Paulo Coelho: Translation Challenges - Part 1
Paulo Coelho is a renowned Brazilian author; famous for his novel The Alchemist
Paulo Coelho is a renowned Brazilian author; famous for his novel The Alchemist, which has spent seven years on the New York Times bestseller list. The Alchemist is about a Spanish shepherd boy and his voyage to Egypt, and in Coelho’s native Brazil the novel gained immediate popularity.
But it’s for the novel’s translation into English in 1994 that Coelho himself credits his international success. Coelho said in a 1999 interview with the New York Times: ‘In the publishing world outside the United States, nobody reads Spanish, much less Portuguese.’ He added that ‘Translation into English made it possible for other editors to read me.’
Today, his novel ‘The Alchemist’ can be found in 67 different languages!
Sometimes There’s No Equivalent
But sometimes it’s no easy task translating Brazilian Portuguese for an English-speaking audience. From cultural concepts and references to words that have no equivalent, it’s the translator’s job to find the right balance between being true to the original content while offering the reader an accurate understanding of Brazilianisms. Zoe Perry is the translator for the novel ‘Adultery’; Paul Coelho’s latest offering. She said it’s really important that the reader not be treated like an idiot. She added: ‘I only put in footnotes things that are culturally specific; things that only those who grew up in Brazil would know. If it's something you can easily put into Google and find, it's better to leave it’. References to the sizeable population of Japanese immigrants and Brazil’s military dictatorship between 1964 and 1985 are among those that are often left unexplained.
Street Slang and Nicknames
Even though readers of today are quickly and easily able to cross-reference queries online, sometimes Brazilian literature deals with issues that are so specific that even native readers might not recognise them. An example of this is Paulo Lins’ novel titled ‘City of God’: in 2002 the novel became a box office hit movie of the same name: the story revolves around drug-gang culture within the slums of Rio, which is a concept that, in itself, is generally misunderstood.

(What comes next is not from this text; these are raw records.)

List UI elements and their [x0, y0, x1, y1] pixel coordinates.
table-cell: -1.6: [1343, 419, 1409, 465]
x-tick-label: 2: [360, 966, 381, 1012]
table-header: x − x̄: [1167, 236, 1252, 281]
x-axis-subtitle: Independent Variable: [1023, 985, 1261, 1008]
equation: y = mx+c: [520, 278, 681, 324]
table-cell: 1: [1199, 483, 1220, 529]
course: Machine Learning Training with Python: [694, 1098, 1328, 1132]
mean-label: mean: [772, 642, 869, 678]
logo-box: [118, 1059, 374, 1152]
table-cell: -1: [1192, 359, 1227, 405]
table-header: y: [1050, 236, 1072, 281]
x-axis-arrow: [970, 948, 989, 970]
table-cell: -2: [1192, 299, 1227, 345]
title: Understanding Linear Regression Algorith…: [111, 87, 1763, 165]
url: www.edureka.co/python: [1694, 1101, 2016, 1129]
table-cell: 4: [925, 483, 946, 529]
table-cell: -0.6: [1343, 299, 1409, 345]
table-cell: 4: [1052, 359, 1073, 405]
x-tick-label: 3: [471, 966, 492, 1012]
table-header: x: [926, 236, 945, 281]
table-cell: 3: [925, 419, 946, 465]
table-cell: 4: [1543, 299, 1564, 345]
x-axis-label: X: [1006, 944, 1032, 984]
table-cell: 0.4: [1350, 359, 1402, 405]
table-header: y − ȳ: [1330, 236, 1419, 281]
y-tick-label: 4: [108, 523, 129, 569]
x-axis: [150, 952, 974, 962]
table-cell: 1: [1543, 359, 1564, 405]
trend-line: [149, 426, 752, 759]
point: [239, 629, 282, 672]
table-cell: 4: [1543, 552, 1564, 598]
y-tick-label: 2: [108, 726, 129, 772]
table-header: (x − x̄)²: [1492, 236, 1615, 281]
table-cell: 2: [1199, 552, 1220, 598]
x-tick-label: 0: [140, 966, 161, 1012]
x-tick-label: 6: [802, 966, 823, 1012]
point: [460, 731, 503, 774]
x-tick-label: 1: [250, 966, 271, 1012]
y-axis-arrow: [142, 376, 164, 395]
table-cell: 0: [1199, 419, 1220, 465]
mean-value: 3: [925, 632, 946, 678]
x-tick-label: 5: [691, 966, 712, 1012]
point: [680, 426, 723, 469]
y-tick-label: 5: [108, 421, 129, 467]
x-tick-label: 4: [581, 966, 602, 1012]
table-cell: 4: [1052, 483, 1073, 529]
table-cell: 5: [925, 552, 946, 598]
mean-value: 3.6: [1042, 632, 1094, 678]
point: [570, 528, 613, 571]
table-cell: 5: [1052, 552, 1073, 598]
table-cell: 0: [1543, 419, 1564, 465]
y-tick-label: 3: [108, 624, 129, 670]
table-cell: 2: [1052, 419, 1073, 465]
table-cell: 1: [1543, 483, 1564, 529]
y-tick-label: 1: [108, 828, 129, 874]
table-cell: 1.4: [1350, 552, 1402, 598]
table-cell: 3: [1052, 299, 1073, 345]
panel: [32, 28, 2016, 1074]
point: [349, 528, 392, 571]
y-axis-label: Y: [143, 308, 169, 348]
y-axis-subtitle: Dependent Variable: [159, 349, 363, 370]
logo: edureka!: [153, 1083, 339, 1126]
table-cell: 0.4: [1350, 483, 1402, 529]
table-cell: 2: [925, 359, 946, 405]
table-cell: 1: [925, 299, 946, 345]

This is a book containing a lot of street-slang, and there are some quite creative nicknames too, like the character Mane Galinha – Mane is short for Manuel and Galinha means ‘chicken’: it’s also a term used for a person with many partners. Alison Entrekin translated City of God into English and in the end she settled on Knockout. She explained: ‘Sometimes the translator must choose something when it’s just impossible to find an equivalent word’.